Lettera a un giovane poeta ...

Ci fosse dato di veder più oltre che non giunga il nostro sapere e un poco più in là dei bastioni del nostro presentimento, forse allora sopporteremmo noi le nostre tristezze con maggiore fiducia che le nostre gioie. Che sono esse i momenti, in cui qualcosa di nuovo è entrato in noi, qualcosa di sconosciuto; i nostri sentimenti ammutoliscono in casta timidezza, tutto in noi indietreggia, sorge in noi una calma, e il nuovo, che nessuno conosce, vi sta nel mezzo e tace.

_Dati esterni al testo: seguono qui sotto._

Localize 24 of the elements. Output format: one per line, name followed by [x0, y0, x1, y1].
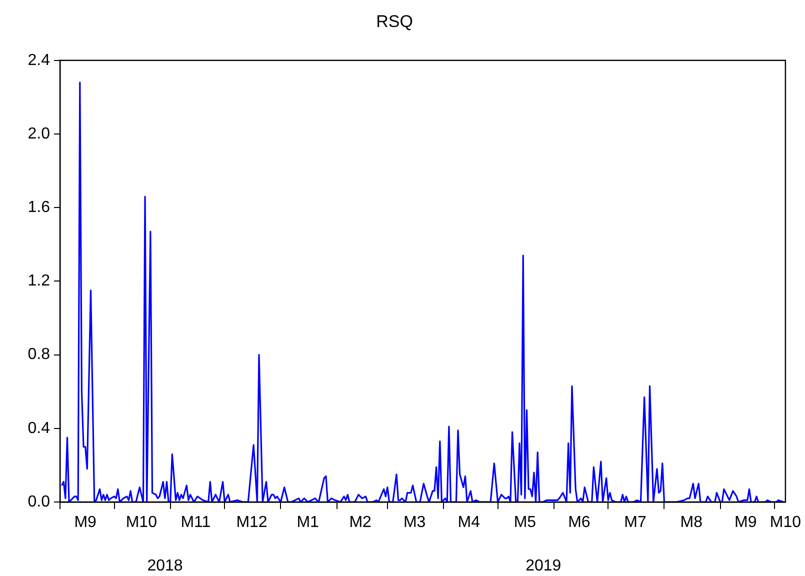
- x-tick-label: M6: [568, 514, 590, 532]
- x-tick-label: M10: [770, 514, 802, 532]
- y-tick-label: 2.0: [28, 125, 50, 142]
- y-tick-label: 1.6: [28, 199, 50, 216]
- x-tick-label: M4: [458, 514, 480, 532]
- x-tick-label: M11: [180, 514, 211, 532]
- x-tick-label: M1: [296, 514, 320, 532]
- x-tick-label: M2: [349, 514, 372, 532]
- x-tick-label: M10: [126, 514, 158, 532]
- text: 2019: [526, 557, 562, 574]
- y-tick-label: 1.2: [28, 272, 50, 290]
- x-tick-label: M12: [236, 514, 268, 532]
- x-tick-label: M8: [680, 514, 703, 532]
- x-tick-label: M9: [74, 514, 97, 532]
- x-tick-label: M9: [734, 514, 757, 532]
- y-tick-label: 0.8: [28, 346, 50, 364]
- y-tick-label: 0.0: [28, 493, 50, 510]
- y-tick-label: 0.4: [28, 420, 50, 437]
- x-tick-label: M3: [403, 514, 426, 532]
- y-tick-label: 2.4: [28, 52, 50, 69]
- x-tick-label: M7: [624, 514, 646, 532]
- chart-title: RSQ: [376, 12, 413, 31]
- x-tick-label: M5: [514, 514, 536, 532]
- text: 2018: [147, 557, 183, 574]
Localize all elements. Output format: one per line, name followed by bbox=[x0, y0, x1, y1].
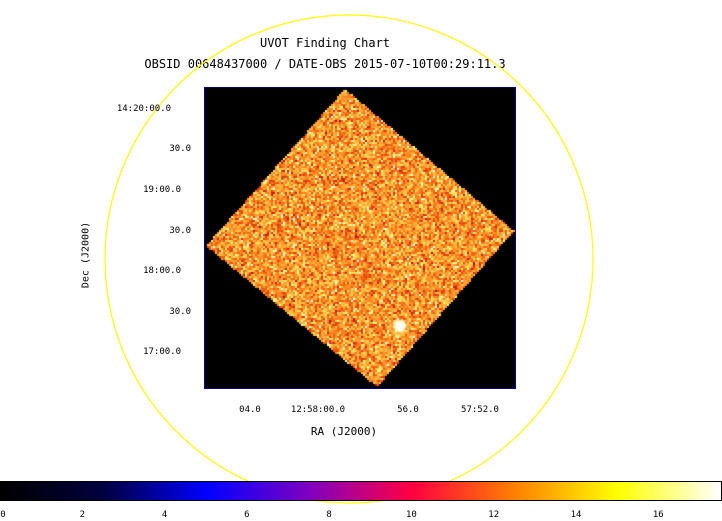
colorbar-tick-label: 2 bbox=[79, 510, 85, 520]
dec-tick-label: 18:00.0 bbox=[143, 266, 181, 276]
dec-tick-label: 19:00.0 bbox=[143, 185, 181, 195]
x-axis-label: RA (J2000) bbox=[310, 425, 378, 438]
dec-tick-label: 30.0 bbox=[169, 226, 191, 236]
dec-tick-label: 30.0 bbox=[169, 144, 191, 154]
colorbar-tick-label: 0 bbox=[0, 510, 6, 520]
dec-tick-label: 30.0 bbox=[169, 307, 191, 317]
ra-tick-label: 56.0 bbox=[397, 405, 419, 415]
colorbar-tick-label: 6 bbox=[244, 510, 250, 520]
sky-image bbox=[205, 88, 515, 388]
y-axis-label: Dec (J2000) bbox=[80, 221, 92, 289]
ra-tick-label: 04.0 bbox=[239, 405, 261, 415]
colorbar-tick-label: 8 bbox=[326, 510, 332, 520]
chart-title: UVOT Finding Chart bbox=[259, 36, 391, 50]
image-frame bbox=[204, 87, 516, 389]
color-bar bbox=[0, 481, 722, 501]
colorbar-tick-label: 12 bbox=[488, 510, 500, 520]
dec-tick-label: 17:00.0 bbox=[143, 347, 181, 357]
colorbar-tick-label: 10 bbox=[406, 510, 417, 520]
ra-tick-label: 12:58:00.0 bbox=[290, 405, 346, 415]
colorbar-tick-label: 14 bbox=[570, 510, 582, 520]
colorbar-tick-label: 4 bbox=[161, 510, 168, 520]
colorbar-tick-label: 16 bbox=[652, 510, 664, 520]
dec-tick-label: 14:20:00.0 bbox=[116, 104, 171, 114]
ra-tick-label: 57:52.0 bbox=[461, 405, 499, 415]
chart-subtitle: OBSID 00648437000 / DATE-OBS 2015-07-10T… bbox=[144, 57, 506, 71]
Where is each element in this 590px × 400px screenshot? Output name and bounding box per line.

Io credo che quasi tutte le nostre tristezze siano momenti di tensione, che noi risentiamo come paralisi, perché non udiamo più vivere i nostri sentimenti sorpresi [...] Perché il momento vuoto in apparenza e fisso, in cui il futuro entra in noi, è tanto più vicino alla vita, di quell'altro sonoro e casuale istante in cui esso, come dal di fuori, ci accade [...] Si sono già dovuti ripensare rovesciando tanti concetti di movimento, s'imparerà anche a poco a poco a riconoscere che quello che noi chiamiamo destino esce dagli uomini, non entra in essi da fuori.